Книга поэта-философа-психолога Игоря Станиславовича Мазуренко (1957—2019) «Траурная весна» о любви – уходящей эпохи мрачных времен без улыбок. Проза поэтическая, философская, мистическая. Автор – мастер хаоса, нагромождение многогранных конструкций длится вечность – в рассказах в одно предложение! Мастер мгновения нанизывает, как бисер, слова жемчужные на нить любви. Уникальная книга для психологов, писателей, мистиков-эротоманов, философская бесконечная загадка слова.
Приведённый ознакомительный фрагмент книги Траурная весна. Проза предоставлен нашим книжным партнёром — компанией ЛитРес.
Купить и скачать полную версию книги в форматах FB2, ePub, MOBI, TXT, HTML, RTF и других
Старая пьеса
Madame, знаете вы эту старую пьесу? Это совершенно необыкновенная пьеса, только чуть-чуть уж слишком меланхолическая. Когда-то я играл в ней главную роль, и все дамы плакали, лишь одна, единственная, не плакала, ни единой слезы не пролила она, и в этом и заключалась соль пьесы, настоящая катастрофа…
Вот губы, которые верили в неизбежность поцелуя, —
и: милостивый дар вечной улыбки холодеющим губам завтрашней зимы. Несколько сотен лет никто из завсегдатаев портрета и не подозревает о чудовищной подоплеке. Как было сказано ранее: она была мила, и он любил ее, но он не был мил, и она не любила его.

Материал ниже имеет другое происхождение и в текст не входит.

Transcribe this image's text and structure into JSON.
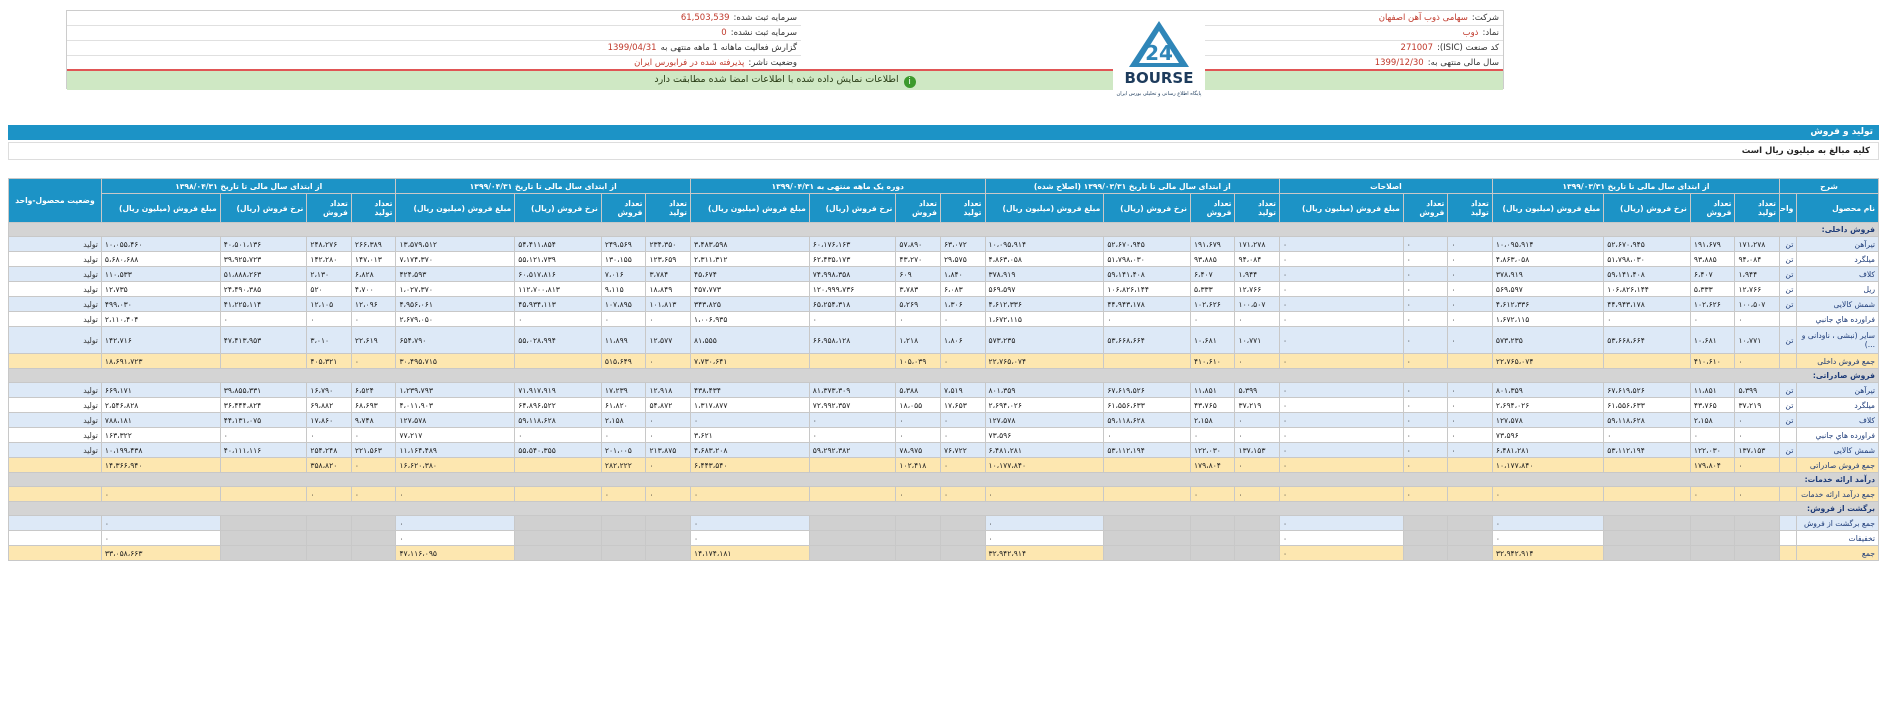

Два года я сочинял трактат в старинной манере: Признаки, Поступь, Речи и метаморфозы человекоангелов. Работа поднимала мой дух, с высот я равнодушно взирал на смену времен года. Порой мне не хватало злости, и я одалживал у окружающих, не забывая возвращать в срок, изредка воспитывая у кредиторов тщеславие ростовщиков. Меня уже вовсю звали вымышленным именем. Мне каялись в совершившихся злодействах, явно претендуя на отдельную главу в Трактате. Я сопротивлялся, оставляя место только умеющим петь.
Демон путешествия получил меня в удел на весь век. Обязательность необязательного, расправив крылья, несла меня над ледяными пустынями к веселому горящему угловому окну. Он рассказывал ей о том, как она мила, она любила слушать, но не любила его.
Фиолетовые чернила не кончались, Трактат обживали многочисленные семейства примеров, доказательство угрюмо бродило по бесчисленным коридорам дома, прислушиваясь к повисшему в воздухе шепоту:
— Вера — плод не разума, но состояния души,
а оно так изменчиво.
— Ненависть ко лжи ведет к жестокости…
— Ненависть к жестокости ведет к сомнению…
— Ненависть к сомнению ведет ко лжи…
В этой старой пьесе герои тщательно подбирают слова и долго обдумывают последствия. Красота их ущербна, цель уродлива, жертвы глупы, безоговорочно прекрасна только музыка их снов, но между грезами стены и запертые двери. Фауна комедии однородна: от благородных свирепых тигров июньского полдня до бархатных нежных и вероломных…
Она слегка пьяна и посему вольна: отточенное до опасной остроты кокетство — госпожа-абрис, госпожа-бедро, госпожа-талия (скользящий алый шелк, обладающий в упоении каждым ее изгибом), — всё отмечается в ее лукавом взгляде:
я внимательна к вашему вниманию.
Попробуйте говорить серьезно и — полная отставка! Несерьезность, еще раз несерьезность: она слегка пьяна, и в зеркале строгая надменная женщина, госпожа, едва заметным подъятием бровей указывающая на высокие тяжелые двери, украшенные барельефом «Изгнание из рая».
Madame,
помните эту старинную пьесу: он мил, она мила, они любят, они отравлены любовью и обречены на медленную смерть в мучениях, они верят в призраков, но призраки не видят их слез; они мучают друг друга, пока неведомый Автор не разлучает их в шутку, и они сами становятся призраками…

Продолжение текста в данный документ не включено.